The influence of the principle of party autonomy on settlement agreements
PhD student: Mr N. Portugaels
Promotors: B. Weyts, T. Vansweevelt
Duration: 1/9/2012 - 31/8/2018
PhD defence: Antwerpen, 4/7/2018
Parties can use several methods to settle a dispute; from conducting negotiations to going to court and obtaining a judgment. We will focus on the technique of settling a dispute contractually. All countries in our research (Belgium, France, the Netherlands and Germany) know the concept of a settlement agreement. The main objective of the regulations in these countries is that once the parties have settled a dispute, one must avoid to a maximal extent that these disputes can regain life. The enforceability of these national concepts is situated on the axis between the status of an agreement subject to the general law on obligations and the stronger status when it comes to legality of a judgment.
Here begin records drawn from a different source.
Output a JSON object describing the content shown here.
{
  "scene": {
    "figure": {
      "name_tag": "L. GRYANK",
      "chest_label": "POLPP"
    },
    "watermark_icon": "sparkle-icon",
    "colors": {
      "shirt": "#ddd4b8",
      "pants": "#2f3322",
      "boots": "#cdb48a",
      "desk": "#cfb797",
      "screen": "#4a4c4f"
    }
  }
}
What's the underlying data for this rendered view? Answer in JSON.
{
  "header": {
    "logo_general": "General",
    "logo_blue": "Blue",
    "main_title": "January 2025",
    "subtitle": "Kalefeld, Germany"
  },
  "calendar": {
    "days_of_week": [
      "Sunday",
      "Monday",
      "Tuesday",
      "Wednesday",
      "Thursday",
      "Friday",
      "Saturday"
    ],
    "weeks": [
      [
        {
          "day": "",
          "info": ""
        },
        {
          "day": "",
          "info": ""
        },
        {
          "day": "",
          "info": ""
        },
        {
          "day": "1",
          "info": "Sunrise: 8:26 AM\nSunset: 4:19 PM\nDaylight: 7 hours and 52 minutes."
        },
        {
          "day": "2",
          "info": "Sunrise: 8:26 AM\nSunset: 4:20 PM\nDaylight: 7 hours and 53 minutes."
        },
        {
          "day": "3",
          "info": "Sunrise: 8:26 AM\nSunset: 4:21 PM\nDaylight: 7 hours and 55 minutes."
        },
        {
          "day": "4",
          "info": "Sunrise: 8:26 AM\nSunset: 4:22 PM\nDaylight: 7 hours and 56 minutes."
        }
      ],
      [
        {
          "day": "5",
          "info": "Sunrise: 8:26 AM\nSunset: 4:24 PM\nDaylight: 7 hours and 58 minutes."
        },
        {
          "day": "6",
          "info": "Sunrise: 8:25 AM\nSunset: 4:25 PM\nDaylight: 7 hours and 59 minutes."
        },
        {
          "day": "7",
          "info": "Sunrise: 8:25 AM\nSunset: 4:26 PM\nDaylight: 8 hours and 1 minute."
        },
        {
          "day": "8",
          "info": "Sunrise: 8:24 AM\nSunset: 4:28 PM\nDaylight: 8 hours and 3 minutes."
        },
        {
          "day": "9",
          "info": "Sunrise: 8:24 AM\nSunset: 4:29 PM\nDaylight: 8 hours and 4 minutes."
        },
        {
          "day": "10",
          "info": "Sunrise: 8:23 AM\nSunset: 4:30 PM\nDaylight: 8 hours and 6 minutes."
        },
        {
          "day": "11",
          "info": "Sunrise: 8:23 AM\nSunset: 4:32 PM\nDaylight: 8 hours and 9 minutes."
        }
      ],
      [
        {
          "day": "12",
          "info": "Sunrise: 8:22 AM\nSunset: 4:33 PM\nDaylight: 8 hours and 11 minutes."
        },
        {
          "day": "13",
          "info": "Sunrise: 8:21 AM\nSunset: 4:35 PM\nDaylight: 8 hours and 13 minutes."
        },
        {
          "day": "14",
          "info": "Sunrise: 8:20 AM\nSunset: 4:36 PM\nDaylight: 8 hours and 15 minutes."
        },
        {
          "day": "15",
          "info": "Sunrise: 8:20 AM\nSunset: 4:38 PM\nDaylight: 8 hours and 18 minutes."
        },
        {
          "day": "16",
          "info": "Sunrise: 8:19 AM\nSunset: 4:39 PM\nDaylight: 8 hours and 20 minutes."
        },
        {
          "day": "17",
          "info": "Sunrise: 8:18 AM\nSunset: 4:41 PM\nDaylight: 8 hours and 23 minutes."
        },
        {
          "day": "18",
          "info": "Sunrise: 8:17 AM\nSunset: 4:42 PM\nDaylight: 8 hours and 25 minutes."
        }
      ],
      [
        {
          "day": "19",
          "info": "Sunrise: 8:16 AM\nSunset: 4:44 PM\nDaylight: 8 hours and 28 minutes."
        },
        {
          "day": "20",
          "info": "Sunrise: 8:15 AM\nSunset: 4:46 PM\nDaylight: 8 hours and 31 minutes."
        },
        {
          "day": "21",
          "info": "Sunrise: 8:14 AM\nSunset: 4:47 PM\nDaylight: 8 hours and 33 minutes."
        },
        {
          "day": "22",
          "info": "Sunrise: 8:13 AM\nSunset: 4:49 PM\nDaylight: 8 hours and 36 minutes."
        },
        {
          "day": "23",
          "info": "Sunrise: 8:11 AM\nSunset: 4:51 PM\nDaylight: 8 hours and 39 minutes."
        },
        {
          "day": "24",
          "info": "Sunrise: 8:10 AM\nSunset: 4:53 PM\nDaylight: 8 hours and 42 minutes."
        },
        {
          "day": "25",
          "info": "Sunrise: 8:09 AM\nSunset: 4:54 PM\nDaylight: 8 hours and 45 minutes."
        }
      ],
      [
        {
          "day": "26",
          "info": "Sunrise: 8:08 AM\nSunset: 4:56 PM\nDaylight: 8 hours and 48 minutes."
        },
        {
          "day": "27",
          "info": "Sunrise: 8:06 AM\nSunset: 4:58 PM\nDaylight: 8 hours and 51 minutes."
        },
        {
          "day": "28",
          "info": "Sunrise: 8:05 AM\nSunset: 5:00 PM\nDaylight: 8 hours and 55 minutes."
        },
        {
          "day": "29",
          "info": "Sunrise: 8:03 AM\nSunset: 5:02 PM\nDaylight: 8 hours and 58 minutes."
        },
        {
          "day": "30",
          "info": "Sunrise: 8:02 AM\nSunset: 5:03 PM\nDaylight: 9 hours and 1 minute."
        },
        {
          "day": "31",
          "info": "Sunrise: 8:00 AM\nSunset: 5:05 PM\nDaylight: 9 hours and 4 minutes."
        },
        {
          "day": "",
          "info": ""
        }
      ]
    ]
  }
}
Our research will examine if and to what extent the principle of party autonomy allows parties to settle a dispute for once and for all. Firstly, we will examine the limits put forward by law. Albeit some regulations go quite far, e.g. in Belgium and France, where the dading has force of res judicata, case law shows that in some cases, a judge will still break through. Therefore, in the second part of our research we will examine on what grounds a judge can break the agreement. In our final, synthesizing part we will assess both the limits set out by law and those put forward by case law to examine if a settlement agreement has a real added value, and if not, if and how the legal framework should change.